The future of migration consulting
Lou's perspective on the industry's future was nuanced. "I think what we will see is consultants will shift to this more like blackbox migrations where there's a heavy amount of sort of white glove and human in the loop that's required," he predicted. Meanwhile, hybrid migrations will increasingly move in-house as organizations build internal capabilities.

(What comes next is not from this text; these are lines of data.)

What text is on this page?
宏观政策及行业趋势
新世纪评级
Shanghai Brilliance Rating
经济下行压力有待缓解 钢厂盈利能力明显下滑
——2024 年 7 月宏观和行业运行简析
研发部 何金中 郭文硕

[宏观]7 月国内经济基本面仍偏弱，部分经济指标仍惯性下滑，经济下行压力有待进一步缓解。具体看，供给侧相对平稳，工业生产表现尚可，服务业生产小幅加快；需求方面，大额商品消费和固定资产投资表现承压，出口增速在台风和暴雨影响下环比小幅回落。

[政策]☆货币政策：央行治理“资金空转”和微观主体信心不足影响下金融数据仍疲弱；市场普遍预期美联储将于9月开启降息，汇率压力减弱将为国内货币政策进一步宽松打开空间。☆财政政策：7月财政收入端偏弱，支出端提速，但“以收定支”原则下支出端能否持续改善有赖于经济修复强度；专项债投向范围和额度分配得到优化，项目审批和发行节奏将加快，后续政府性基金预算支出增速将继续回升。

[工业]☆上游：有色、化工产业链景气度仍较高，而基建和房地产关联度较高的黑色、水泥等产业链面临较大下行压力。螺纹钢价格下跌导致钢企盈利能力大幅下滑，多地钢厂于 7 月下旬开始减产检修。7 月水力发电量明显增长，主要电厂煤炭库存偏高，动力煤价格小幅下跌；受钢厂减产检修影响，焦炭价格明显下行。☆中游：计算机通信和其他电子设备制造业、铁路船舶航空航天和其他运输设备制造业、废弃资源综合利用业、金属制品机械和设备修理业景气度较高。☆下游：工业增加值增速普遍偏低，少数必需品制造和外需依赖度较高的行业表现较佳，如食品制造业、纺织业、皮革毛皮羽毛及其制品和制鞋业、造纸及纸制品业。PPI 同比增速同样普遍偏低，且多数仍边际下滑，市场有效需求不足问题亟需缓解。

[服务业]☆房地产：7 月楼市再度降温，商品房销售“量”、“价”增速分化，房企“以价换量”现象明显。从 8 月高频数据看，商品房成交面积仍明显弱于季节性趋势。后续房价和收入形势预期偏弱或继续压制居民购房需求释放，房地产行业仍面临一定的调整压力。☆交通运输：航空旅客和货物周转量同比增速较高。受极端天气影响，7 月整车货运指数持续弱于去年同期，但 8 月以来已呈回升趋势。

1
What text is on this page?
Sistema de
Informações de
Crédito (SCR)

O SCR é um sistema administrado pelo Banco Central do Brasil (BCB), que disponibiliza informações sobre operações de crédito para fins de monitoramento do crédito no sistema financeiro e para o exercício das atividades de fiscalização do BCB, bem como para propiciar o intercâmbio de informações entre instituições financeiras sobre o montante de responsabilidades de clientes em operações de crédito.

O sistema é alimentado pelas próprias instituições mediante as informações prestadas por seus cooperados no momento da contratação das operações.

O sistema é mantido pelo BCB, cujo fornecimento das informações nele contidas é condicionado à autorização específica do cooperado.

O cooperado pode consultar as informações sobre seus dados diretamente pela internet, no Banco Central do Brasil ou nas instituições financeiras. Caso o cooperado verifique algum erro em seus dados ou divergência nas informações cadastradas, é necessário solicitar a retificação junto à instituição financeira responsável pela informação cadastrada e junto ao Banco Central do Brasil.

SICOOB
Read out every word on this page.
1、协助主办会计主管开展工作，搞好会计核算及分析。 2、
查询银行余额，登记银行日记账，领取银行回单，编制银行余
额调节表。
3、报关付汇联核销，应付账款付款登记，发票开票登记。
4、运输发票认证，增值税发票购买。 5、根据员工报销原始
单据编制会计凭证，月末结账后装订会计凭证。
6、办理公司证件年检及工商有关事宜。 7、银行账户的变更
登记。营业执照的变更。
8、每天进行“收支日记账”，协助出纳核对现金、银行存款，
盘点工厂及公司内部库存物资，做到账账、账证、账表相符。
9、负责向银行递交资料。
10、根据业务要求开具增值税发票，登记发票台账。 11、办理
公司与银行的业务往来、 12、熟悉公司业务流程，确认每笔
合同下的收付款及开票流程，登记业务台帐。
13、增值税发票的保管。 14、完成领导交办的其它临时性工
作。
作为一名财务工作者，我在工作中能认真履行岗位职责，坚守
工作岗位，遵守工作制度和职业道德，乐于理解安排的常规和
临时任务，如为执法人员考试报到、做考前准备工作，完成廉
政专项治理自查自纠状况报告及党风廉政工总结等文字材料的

He drew a parallel to how CI/CD became standard infrastructure: "You join a company or organization today we expect there to be version control, we expect there to be continuous integration." Similarly, he believes the ability to enact code changes automatically across an entire estate will become commonplace. "I do believe that what we'll see in the future is all organizations having this ability to enact code changes across their estate by doing so automatically will become much more commonplace."
However, this doesn't mean migrations become fully autonomous. "Migrations do require human in the loop. You need a human reviewer to review them. There is not a version of migrations that exists today where that's not possible," Lou emphasized. The goal is to reach 80% automation while accepting that the final 20% requires human expertise.
Key takeaways
Hybrid migrations offer the best opportunity for most organizations today. By combining deterministic scripts with AI agents, you can achieve higher success rates while maintaining control. The tools that Slack and Airbnb used are available to any organization—no proprietary technology required.
Context engineering is as important as prompt engineering. Success depends on providing agents with the right files, examples, and documentation. Investing time in refining what context you provide to agents can dramatically improve their performance and your migration success rate.
Plan for 80% automation, not 100%. Accept that agents will handle the bulk of the work, but human review remains essential for edge cases, security considerations, and final validation. Don't isolate engineers from the process—expose them to how the migration happened to speed up review and maintain code quality.
Start small and scale gradually. Test migrations on individual repositories first to establish baselines and refine your approach. Track metrics like time to merge and commits required post-migration to gauge effectiveness before scaling to your entire codebase.
The break-even point is around 100-500 engineers. Smaller organizations may find manual migrations more efficient, while larger organizations can achieve significant ROI through agent-driven approaches. Consider both local and orchestrated solutions depending on your scale and needs.